By Daniel Hunter

60% of the house purchase loans taken out in Northern Ireland in the first quarter of 2012 were to first-time buyers, according to new data released from the Council of Mortgage Lenders in Northern Ireland.

This was up from 58% in the final quarter of last year and the highest proportion since 2001.

Despite the increase in first-time buyers' share of the market, there is little evidence that the stamp duty concession boosted their numbers in Northern Ireland. The majority (75% in the first quarter of 2012) of first-time buyers in Northern Ireland purchase property under £125,000 - the lower threshold for the stamp duty concession to take effect.
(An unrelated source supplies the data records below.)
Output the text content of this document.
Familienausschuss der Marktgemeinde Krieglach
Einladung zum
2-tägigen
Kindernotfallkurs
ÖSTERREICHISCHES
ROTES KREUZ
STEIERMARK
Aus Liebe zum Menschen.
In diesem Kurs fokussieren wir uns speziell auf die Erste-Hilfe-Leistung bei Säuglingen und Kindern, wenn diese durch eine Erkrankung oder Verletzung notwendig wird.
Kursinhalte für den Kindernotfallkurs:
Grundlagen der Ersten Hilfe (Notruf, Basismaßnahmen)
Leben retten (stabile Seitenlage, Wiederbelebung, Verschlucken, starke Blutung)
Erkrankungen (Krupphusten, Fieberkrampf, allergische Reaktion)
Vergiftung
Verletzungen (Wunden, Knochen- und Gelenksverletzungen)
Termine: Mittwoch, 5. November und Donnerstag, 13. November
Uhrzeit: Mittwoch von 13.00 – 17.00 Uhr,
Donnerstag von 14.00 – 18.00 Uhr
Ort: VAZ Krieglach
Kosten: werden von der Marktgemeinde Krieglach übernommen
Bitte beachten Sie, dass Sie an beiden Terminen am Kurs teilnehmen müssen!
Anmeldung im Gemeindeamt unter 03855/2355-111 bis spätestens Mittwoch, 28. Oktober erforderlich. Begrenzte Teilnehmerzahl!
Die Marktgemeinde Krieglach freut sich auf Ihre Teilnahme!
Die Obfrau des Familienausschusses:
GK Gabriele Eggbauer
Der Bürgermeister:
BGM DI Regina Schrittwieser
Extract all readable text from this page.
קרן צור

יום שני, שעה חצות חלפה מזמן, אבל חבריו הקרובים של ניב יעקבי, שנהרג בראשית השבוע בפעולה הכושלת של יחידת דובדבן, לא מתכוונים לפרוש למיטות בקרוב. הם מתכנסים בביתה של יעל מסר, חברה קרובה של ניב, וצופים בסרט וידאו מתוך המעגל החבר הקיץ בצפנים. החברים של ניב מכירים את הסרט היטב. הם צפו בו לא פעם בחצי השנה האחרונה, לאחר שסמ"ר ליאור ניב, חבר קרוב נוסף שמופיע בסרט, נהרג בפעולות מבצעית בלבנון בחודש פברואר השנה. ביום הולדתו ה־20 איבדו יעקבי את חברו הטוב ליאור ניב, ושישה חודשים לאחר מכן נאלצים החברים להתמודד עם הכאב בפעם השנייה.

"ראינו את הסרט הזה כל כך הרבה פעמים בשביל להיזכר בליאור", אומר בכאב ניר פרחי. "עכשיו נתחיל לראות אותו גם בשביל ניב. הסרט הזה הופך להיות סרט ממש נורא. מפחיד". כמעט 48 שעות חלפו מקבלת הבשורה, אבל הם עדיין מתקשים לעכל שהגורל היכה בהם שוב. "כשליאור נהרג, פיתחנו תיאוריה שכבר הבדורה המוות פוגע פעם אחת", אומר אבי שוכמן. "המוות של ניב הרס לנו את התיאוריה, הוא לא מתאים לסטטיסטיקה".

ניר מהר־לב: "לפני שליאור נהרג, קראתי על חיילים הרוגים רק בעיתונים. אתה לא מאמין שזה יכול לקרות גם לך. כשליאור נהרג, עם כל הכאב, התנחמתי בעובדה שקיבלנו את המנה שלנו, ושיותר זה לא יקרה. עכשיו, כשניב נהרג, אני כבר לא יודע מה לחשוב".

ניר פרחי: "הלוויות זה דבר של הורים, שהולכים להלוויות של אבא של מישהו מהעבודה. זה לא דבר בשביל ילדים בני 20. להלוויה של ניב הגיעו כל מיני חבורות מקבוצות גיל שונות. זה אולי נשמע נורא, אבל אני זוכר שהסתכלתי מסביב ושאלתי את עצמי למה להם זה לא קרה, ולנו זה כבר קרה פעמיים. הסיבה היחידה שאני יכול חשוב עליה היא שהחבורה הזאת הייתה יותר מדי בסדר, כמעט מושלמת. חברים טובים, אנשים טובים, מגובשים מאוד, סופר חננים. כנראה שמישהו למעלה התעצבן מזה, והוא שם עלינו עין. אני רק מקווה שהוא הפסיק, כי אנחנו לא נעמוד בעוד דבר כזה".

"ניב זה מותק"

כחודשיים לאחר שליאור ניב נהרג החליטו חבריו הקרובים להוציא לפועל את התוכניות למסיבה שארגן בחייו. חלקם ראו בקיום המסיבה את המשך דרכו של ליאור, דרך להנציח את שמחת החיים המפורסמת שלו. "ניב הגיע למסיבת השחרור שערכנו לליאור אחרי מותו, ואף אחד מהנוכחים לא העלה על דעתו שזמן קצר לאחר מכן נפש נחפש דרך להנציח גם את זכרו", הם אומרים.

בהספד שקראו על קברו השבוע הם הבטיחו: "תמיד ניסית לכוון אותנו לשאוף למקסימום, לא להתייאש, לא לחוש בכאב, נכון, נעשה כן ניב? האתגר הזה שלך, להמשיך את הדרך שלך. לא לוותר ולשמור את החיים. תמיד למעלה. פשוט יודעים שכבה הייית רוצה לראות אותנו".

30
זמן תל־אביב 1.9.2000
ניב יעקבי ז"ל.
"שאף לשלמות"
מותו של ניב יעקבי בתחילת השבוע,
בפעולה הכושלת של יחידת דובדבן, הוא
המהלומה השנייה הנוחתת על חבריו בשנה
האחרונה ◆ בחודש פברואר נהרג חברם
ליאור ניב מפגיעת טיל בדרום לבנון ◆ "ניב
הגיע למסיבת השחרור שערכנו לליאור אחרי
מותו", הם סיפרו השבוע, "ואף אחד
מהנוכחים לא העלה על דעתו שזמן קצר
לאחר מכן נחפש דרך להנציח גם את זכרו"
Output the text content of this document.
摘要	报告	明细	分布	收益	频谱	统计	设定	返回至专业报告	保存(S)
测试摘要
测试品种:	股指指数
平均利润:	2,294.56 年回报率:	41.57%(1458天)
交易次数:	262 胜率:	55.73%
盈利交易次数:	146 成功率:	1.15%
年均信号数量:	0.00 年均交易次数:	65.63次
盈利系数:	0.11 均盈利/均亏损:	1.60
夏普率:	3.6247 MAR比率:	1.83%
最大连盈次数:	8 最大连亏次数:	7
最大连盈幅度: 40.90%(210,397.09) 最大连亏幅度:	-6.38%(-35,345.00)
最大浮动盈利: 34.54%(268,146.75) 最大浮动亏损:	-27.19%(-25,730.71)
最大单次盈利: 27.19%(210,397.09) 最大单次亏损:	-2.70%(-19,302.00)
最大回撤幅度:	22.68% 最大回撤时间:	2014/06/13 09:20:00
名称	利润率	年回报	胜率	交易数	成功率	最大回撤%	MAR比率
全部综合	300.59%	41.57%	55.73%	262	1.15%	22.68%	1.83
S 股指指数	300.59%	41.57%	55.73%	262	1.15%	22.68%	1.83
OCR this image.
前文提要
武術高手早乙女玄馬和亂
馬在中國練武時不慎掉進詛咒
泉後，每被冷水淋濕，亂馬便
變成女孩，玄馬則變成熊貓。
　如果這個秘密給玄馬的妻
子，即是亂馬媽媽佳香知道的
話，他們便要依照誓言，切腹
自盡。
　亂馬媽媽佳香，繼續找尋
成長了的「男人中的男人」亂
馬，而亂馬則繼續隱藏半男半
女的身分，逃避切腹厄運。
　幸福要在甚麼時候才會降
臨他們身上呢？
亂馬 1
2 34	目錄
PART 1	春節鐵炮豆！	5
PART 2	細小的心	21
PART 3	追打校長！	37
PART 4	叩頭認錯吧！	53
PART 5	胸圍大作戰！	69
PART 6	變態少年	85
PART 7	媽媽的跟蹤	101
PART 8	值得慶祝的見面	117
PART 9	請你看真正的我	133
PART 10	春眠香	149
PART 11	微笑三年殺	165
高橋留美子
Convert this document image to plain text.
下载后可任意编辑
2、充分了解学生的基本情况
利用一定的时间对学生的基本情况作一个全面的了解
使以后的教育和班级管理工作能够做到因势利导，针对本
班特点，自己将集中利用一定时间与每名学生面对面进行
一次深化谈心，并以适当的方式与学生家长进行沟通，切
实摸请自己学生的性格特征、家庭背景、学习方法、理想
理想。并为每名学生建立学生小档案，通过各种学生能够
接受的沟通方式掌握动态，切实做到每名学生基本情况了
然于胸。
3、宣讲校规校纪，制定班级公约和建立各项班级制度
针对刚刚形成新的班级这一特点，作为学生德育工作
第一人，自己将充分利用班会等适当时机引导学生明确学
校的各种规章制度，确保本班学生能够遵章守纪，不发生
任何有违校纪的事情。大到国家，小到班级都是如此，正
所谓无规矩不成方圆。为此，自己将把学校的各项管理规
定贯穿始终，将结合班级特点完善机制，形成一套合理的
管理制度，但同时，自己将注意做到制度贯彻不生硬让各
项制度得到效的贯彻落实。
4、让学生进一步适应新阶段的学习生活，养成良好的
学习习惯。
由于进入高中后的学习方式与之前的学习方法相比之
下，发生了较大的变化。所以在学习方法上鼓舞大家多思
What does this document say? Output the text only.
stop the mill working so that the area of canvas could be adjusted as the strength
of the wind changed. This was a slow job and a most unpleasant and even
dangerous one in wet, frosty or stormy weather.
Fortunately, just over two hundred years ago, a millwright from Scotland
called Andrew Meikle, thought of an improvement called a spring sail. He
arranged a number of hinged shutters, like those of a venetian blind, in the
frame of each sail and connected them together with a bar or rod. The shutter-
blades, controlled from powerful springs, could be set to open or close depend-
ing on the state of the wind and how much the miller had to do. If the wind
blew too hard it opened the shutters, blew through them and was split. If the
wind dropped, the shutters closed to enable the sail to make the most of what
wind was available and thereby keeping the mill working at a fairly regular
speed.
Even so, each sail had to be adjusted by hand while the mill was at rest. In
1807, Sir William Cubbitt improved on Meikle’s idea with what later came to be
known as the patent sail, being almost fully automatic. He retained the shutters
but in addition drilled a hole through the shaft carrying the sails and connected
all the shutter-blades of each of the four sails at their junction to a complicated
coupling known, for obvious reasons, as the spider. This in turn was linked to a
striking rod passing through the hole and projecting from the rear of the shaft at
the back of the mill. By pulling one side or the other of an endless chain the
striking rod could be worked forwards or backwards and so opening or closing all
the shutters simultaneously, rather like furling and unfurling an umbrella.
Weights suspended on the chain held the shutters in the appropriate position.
First-time buyers in Northern Ireland borrowed on average £73,350 in the first quarter of the year, down 9% (£80,495) from a year earlier and down 40% (£122,000) from the peak in the third quarter of 2007. They typically borrowed 83% of their property's value in the first quarter, down from 84% in the last quarter but up compared to an average of 81% a year previous.

The proportion of income consumed by the mortgage interest payments of first-time buyers in Northern Ireland increased in the first quarter, from an average of 12.7% in the final quarter of 2011 to 12.9% in the three months to March 2012. This was lower than the average in Northern Ireland a year ago and significantly lower than the peak of nearly 22% seen in 2008. 1,200 loans, worth £100 million, were taken out by first-time buyers in the three months to March, 14% down (17% by value) from the last quarter of 2011 but 33% up (25% by value) from the first quarter of 2011.

For home movers, the number of loans advanced was unchanged compared to the same time last year, but fell compared to the last quarter of 2011. 800 loans (worth £90 million) were taken out by home-movers, compared to 1,000 loans (worth £120 million) in the final quarter of last year and 800 loans (worth £90 million) in the first three months of 2011.